Nor will the helicopter cost much to maintain. One of the drawbacks to the greater use of small private airplanes has been hangar rental at an airport. The direct-lift machine needs no airport; there is no hangar rental because it is housed in a garage on your own grounds.
A light two-seater helicopter can make ten miles to a gallon of gasoline. Time may better this figure. And the cost of servicing will be no more, certainly—and perhaps even less—than for your automobile. A helicopter operates with uniform rhythm. Whether you are flying at three miles an hour or 140, the rotor blades are spinning at a nearly constant speed. An automobile with its frequently shifting rates of speed and greater number of parts suffers from greater wear. An automobile is serviced, theoretically at least, every thousand miles. A helicopter will get a similar servicing approximately every hundred hours, which would mean about 5000 to 9000 miles. Finally, let me add that dust, the enemy of machinery, is rarely found in the clean air of the heights.
4
Learning to fly a helicopter will be no more difficult than learning to drive an automobile. The time necessary will vary with the individual, but probably twelve to twenty hours of instruction will be ample for the normal person. And the actual teaching operation will be much simpler than with either the motorcar or the airplane.
Suppose, for instance, you decide to buy a two-place helicopter. The cost of teaching is included in the sales price, and you go to the dealer to be taught to operate the machine before taking delivery. He has a demonstrator in a suitable space. You both get in the cabin, and he explains the controls much as I have set them forth here. Now he presses the starter; the engine comes to life.
"Try it," he suggests. "Get the feel of it."
You speed up the rotor blades, you pull the left lift lever, but you do not rise, as you expect, to a disconcerting height; instead, a cable attached to the helicopter holds it some four feet above the ground, permitting you safely and easily to study the control movements. How simple this method of accustoming yourself to flying a helicopter! And I am certain that flying a direct-lift machine will become, in time, just as much an automatic habit as driving your motorcar is now.

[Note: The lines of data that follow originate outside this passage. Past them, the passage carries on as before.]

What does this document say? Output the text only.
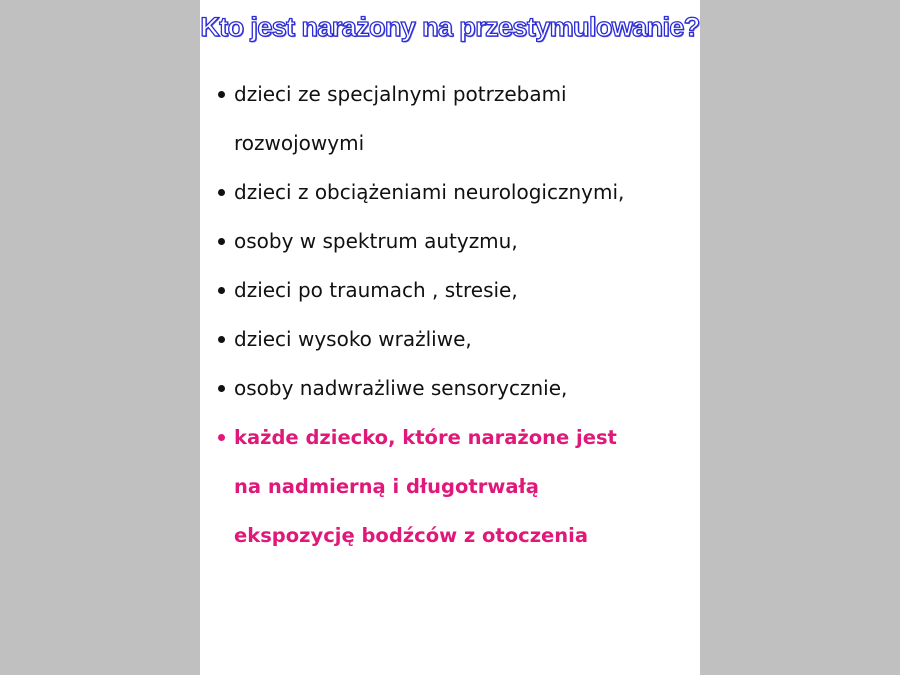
Kto jest narażony na przestymulowanie?
dzieci ze specjalnymi potrzebami
rozwojowymi
dzieci z obciążeniami neurologicznymi,
osoby w spektrum autyzmu,
dzieci po traumach , stresie,
dzieci wysoko wrażliwe,
osoby nadwrażliwe sensorycznie,
każde dziecko, które narażone jest
na nadmierną i długotrwałą
ekspozycję bodźców z otoczenia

I envision helicopters, attached to the earth by cables, at hundreds of county fairs; thus, thousands of men, women, and children will operate the controls, safely enjoy the thrill of flying, and become air-minded.
A question certain to trouble you is this: With hundreds of thousands, perhaps millions, of helicopters flying in all directions at once, what about sky congestion and air traffic problems?
This problem has been foreseen and already a certain amount of planning has been done. While air traffic problems will not be at all comparable to what we now have with the motorcar, there must certainly be one-way air lanes within the limits and in the neighborhood of big centers of population. There will be "slow" and "fast" altitudes and you will choose the one that suits your temperament. Naturally, all helicopter highways will be at a safe distance from the airplane levels.